L’Europe : boire ou déboire, il faut choisir

L’Europe


Une amie de La Rochelle, Suzanne, cheveux noirs et blagues lumineuses, est venue me rendre visite quelques jours. Je suis malgré moi devenue guide touristique. Tapas-cañas-terrasses. Je lui ai montré tous les coins que j’ai pu, de la Plaza de toros au rooftop du Círculo de Bellas Artes, y allant de ma petite anecdote, avec une fierté non dissimulée. Comme si soudain j’appartenais à Madrid et ne m’étonnais plus de l’architecture et des habitudes locales. Pourtant, je ne me suis jamais autant sentie française. On me rappelle sans cesse mes origines, dans la rue ou les magasins quand, découvrant mon accent, les rares citadins à maîtriser une autre langue arrêtent de me parler en espagnol, et effacent d’un “Thank you” tous les efforts fournis pour communiquer avec eux. ¡ Puta madre !

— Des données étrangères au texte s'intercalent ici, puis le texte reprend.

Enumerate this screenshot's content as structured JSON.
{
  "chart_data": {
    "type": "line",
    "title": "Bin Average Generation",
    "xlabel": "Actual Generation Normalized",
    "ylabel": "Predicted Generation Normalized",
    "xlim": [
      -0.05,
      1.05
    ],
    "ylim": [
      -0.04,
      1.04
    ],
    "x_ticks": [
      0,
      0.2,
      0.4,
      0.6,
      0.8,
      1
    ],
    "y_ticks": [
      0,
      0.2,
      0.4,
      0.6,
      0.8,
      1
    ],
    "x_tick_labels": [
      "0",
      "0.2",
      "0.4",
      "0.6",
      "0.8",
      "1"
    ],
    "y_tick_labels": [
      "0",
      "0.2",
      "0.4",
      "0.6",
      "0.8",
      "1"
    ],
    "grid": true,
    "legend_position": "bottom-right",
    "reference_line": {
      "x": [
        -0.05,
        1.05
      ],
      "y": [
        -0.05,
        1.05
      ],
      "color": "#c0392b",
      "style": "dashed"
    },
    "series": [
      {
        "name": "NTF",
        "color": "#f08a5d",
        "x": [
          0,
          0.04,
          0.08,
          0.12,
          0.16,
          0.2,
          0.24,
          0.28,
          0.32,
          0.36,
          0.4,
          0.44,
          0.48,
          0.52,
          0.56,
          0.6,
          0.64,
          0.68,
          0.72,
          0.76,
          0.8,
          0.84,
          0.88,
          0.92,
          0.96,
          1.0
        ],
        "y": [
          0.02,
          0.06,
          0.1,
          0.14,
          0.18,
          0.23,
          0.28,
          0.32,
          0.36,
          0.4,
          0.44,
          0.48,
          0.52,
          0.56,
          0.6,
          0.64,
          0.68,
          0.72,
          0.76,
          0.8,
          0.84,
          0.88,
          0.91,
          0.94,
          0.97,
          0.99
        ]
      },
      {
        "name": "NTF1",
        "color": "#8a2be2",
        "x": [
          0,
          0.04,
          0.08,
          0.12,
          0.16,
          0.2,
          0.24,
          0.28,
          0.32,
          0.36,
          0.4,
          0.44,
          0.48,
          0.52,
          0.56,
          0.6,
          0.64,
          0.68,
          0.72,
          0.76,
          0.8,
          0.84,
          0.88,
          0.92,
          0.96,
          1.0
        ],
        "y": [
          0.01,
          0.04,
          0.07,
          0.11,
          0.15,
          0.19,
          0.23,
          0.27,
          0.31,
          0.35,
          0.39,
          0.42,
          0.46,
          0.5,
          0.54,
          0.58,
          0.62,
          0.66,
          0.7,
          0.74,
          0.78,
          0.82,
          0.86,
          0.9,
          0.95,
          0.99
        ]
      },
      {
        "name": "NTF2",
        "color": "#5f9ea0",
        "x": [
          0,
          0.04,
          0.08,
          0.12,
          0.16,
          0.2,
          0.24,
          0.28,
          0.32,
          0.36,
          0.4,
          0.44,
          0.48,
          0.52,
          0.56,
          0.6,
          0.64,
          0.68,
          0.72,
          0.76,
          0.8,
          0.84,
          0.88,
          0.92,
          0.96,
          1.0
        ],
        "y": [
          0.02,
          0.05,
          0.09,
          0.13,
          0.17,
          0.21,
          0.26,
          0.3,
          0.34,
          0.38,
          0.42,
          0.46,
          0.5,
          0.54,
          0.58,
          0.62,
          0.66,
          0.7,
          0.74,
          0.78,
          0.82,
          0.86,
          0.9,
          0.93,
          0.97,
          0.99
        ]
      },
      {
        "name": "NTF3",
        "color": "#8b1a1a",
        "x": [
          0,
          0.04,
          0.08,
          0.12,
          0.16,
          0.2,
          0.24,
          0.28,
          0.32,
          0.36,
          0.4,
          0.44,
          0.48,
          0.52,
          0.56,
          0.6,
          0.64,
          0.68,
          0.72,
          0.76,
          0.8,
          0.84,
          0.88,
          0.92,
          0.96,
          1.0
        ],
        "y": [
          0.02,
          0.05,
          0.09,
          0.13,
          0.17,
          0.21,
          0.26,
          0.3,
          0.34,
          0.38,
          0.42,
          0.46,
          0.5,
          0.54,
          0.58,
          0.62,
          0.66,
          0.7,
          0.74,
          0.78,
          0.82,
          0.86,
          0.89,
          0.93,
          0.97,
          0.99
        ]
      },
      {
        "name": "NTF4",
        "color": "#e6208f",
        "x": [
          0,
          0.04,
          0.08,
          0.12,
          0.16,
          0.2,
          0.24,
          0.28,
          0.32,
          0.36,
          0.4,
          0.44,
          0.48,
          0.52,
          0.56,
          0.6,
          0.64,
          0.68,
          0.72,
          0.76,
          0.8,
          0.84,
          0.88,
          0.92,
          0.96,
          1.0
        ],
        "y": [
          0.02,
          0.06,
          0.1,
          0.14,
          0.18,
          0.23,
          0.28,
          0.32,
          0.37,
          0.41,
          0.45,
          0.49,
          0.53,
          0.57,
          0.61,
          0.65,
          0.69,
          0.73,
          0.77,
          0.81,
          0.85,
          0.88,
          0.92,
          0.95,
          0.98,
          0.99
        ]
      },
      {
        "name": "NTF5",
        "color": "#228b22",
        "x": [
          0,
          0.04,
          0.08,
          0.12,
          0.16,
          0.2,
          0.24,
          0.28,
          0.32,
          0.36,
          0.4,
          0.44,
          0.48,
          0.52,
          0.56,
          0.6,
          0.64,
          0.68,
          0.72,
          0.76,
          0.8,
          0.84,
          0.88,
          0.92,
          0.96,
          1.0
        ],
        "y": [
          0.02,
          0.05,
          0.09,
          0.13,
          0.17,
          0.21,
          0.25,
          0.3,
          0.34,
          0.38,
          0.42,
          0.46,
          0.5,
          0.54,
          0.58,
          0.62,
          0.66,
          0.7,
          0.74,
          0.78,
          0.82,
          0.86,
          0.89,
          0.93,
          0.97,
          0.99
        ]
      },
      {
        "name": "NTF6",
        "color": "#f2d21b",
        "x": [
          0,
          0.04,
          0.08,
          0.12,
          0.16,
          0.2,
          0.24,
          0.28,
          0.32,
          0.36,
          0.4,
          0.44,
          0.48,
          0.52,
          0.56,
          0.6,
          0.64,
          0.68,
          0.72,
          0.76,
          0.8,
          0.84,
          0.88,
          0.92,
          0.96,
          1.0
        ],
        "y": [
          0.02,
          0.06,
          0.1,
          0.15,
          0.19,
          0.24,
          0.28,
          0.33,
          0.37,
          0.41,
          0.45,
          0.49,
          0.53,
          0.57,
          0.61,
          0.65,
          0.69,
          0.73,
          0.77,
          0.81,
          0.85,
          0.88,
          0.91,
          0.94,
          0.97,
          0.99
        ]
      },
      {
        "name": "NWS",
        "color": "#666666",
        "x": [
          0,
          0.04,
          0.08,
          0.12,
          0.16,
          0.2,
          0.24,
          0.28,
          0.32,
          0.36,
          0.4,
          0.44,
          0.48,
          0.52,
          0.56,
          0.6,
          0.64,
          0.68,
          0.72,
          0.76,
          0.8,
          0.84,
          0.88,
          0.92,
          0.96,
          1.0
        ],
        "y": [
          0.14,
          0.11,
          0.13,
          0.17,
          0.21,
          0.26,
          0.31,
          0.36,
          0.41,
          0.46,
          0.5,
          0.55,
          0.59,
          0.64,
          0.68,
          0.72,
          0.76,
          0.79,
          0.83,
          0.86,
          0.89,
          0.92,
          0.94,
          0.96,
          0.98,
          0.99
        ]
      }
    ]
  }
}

Suzanne est en train de développer le projet Europe Next Door. L’année prochaine, elle compte faire escale dans 28 villes et interroger les moins de 30 ans sur leur sentiment d’appartenance au Vieux Continent. Elle mange, boit, marche au rythme de l’Europe. Et elle a réussi à m’entraîner dans son tourbillon de réflexions. Qui suis-je ? Existe-t-il une identité européenne, au-delà d’une histoire commune ? Au réveil, je suis française. À Madrid, latine. Outre-Atlantique, moins individualiste. Je veux croire à des états unis qui puiseraient leur force dans le multiculturalisme, la discussion, et troqueraient la parodie politique contre un pouvoir tangible et clair. Après tout, l’UE est une gamine. Mais je n’observe qu’une explosion du chacun-pour-soi. Ce dimanche 9 novembre, le vote symbolique pour l’indépendance de la Catalogne interdit par le tribunal constitutionnel devrait quand même avoir lieu. Les flics pullulent déjà dans la capitale. Et avec eux, mon scepticisme. Les Catalans ne se sentent pas espagnols, alors européens…

// Anti-conseil // Vous aussi, devenez adepte de l’expression “On n’est pas sorti de l’auberge espagnole”.